Missing climatic or biome data are denoted as NA.

3. Missing values

Across all files, missing data are represented consistently as:

NA (standard R convention)
or blank cells (in CSVs exported from R when data were unavailable).

Code/software

Code / Software

All analyses were performed in the R programming language (version 4.3.3), using freely available packages and open-source data formats.

1. Required software

R (≥4.3) — main environment for running the scripts.
RStudio (optional, for interactive use).
GPlates (version 2.3 or later) — used externally to rotate fossil coordinates to paleocoordinates.

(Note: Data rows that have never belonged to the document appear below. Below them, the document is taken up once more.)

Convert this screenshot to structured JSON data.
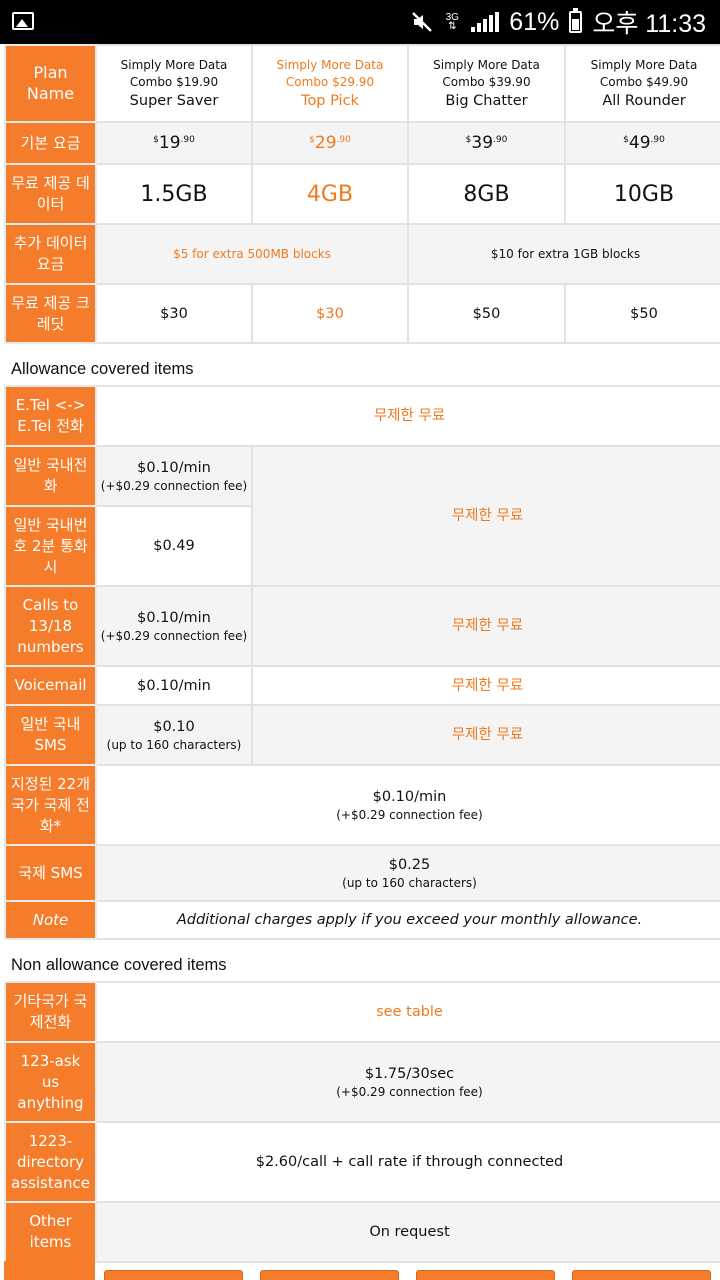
{
  "status_bar": {
    "battery": "61%",
    "time": "오후 11:33",
    "network": "3G"
  },
  "plans": {
    "header_label": "Plan Name",
    "items": [
      {
        "line1": "Simply More Data",
        "line2": "Combo $19.90",
        "name": "Super Saver",
        "price_main": "19",
        "price_cents": ".90",
        "data": "1.5GB",
        "credit": "$30"
      },
      {
        "line1": "Simply More Data",
        "line2": "Combo $29.90",
        "name": "Top Pick",
        "price_main": "29",
        "price_cents": ".90",
        "data": "4GB",
        "credit": "$30"
      },
      {
        "line1": "Simply More Data",
        "line2": "Combo $39.90",
        "name": "Big Chatter",
        "price_main": "39",
        "price_cents": ".90",
        "data": "8GB",
        "credit": "$50"
      },
      {
        "line1": "Simply More Data",
        "line2": "Combo $49.90",
        "name": "All Rounder",
        "price_main": "49",
        "price_cents": ".90",
        "data": "10GB",
        "credit": "$50"
      }
    ],
    "price_label": "기본 요금",
    "currency": "$",
    "data_label": "무료 제공 데이터",
    "extra_label": "추가 데이터 요금",
    "extra_left": "$5 for extra 500MB blocks",
    "extra_right": "$10 for extra 1GB blocks",
    "credit_label": "무료 제공 크레딧"
  },
  "allowance": {
    "title": "Allowance covered items",
    "etel_label": "E.Tel <-> E.Tel 전화",
    "etel_value": "무제한 무료",
    "local_label": "일반 국내전화",
    "local_value": "$0.10/min",
    "local_fee": "(+$0.29 connection fee)",
    "twomin_label": "일반 국내번호 2분 통화시",
    "twomin_value": "$0.49",
    "merged_value": "무제한 무료",
    "calls1318_label": "Calls to 13/18 numbers",
    "calls1318_value": "$0.10/min",
    "calls1318_fee": "(+$0.29 connection fee)",
    "calls1318_free": "무제한 무료",
    "voicemail_label": "Voicemail",
    "voicemail_value": "$0.10/min",
    "voicemail_free": "무제한 무료",
    "sms_label": "일반 국내 SMS",
    "sms_value": "$0.10",
    "sms_note": "(up to 160 characters)",
    "sms_free": "무제한 무료",
    "intl22_label": "지정된 22개국가 국제 전화*",
    "intl22_value": "$0.10/min",
    "intl22_fee": "(+$0.29 connection fee)",
    "intlsms_label": "국제 SMS",
    "intlsms_value": "$0.25",
    "intlsms_note": "(up to 160 characters)",
    "note_label": "Note",
    "note_value": "Additional charges apply if you exceed your monthly allowance."
  },
  "non_allowance": {
    "title": "Non allowance covered items",
    "other_intl_label": "기타국가 국제전화",
    "other_intl_value": "see table",
    "ask_label": "123-ask us anything",
    "ask_value": "$1.75/30sec",
    "ask_fee": "(+$0.29 connection fee)",
    "directory_label": "1223-directory assistance",
    "directory_value": "$2.60/call + call rate if through connected",
    "other_items_label": "Other items",
    "other_items_value": "On request"
  },
  "colors": {
    "accent": "#f47c2a",
    "highlight_text": "#f07a1e",
    "row_gray": "#f4f4f4"
  }
}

All scripts and data are compatible with standard open formats (.csv, .shp, .nc, .xlsx).

2. R packages

The following R packages were used to execute the analysis pipeline:

Package	Purpose
tidyverse	Data manipulation and plotting (readr, dplyr, ggplot2, tidyr, etc.)
raster / terra	Reading and processing gridded climate and elevation data
sf	Handling and processing shapefiles and spatial geometries
sp	Legacy spatial support (for backward compatibility)
ncdf4	Reading NetCDF paleoclimate files
dplyr	Data wrangling and summarization
ggplot2	Visualization of climate–fossil relationships
RColorBrewer / viridis	Color palettes for plots
data.table	Efficient large data handling
tidyr	Data reshaping and cleaning
stringr	String manipulation for file naming
lubridate	Handling of time and date metadata
rnaturalearth	Adding base maps for modern reference outlines

All required packages can be installed using:

install.packages(c("tidyverse", "sf", "raster", "terra", "ncdf4", "RColorBrewer",
                   "viridis", "data.table", "tidyr", "stringr", "lubridate", "rnaturalearth"))

3. Included code files

File	Description
script.R	Main workflow script that loads data, extracts paleoclimate values for fossil and sedimentary polygons, classifies biomes, and generates summary statistics and plots.
support_functions.R	Supplementary script containing all custom functions called within `script.R` (e.g., coordinate rotation helpers, raster extraction, climate–biome classification).

4. Workflow overview

Input loading – The script reads fossil occurrence data (from data/fossils/) and climate/sediment data (from data/scotese/ and data/possible_fossil_reconstructed_dissolved/).
Coordinate rotation – Paleocoordinates already rotated externally in GPlates are imported from fossil_data_rotated.csv.
Climate extraction – Using raster/terra, temperature and precipitation values from Scotese paleoclimate rasters are extracted at each fossil and sediment location.
Biome classification – The script applies Köppen–Geiger rules to classify paleobiomes based on MAT and MAP.
Output generation – Results are exported as CSV files (e.g., fossil_climate_data.csv) and figures showing climate–fossil relationships and sampling bias analyses.

5. Reproducibility

All analyses can be reproduced by:

Opening script.R in R or RStudio.
Setting the working directory to the folder Fossil-Potential-Mapping.
Running the script from start to finish.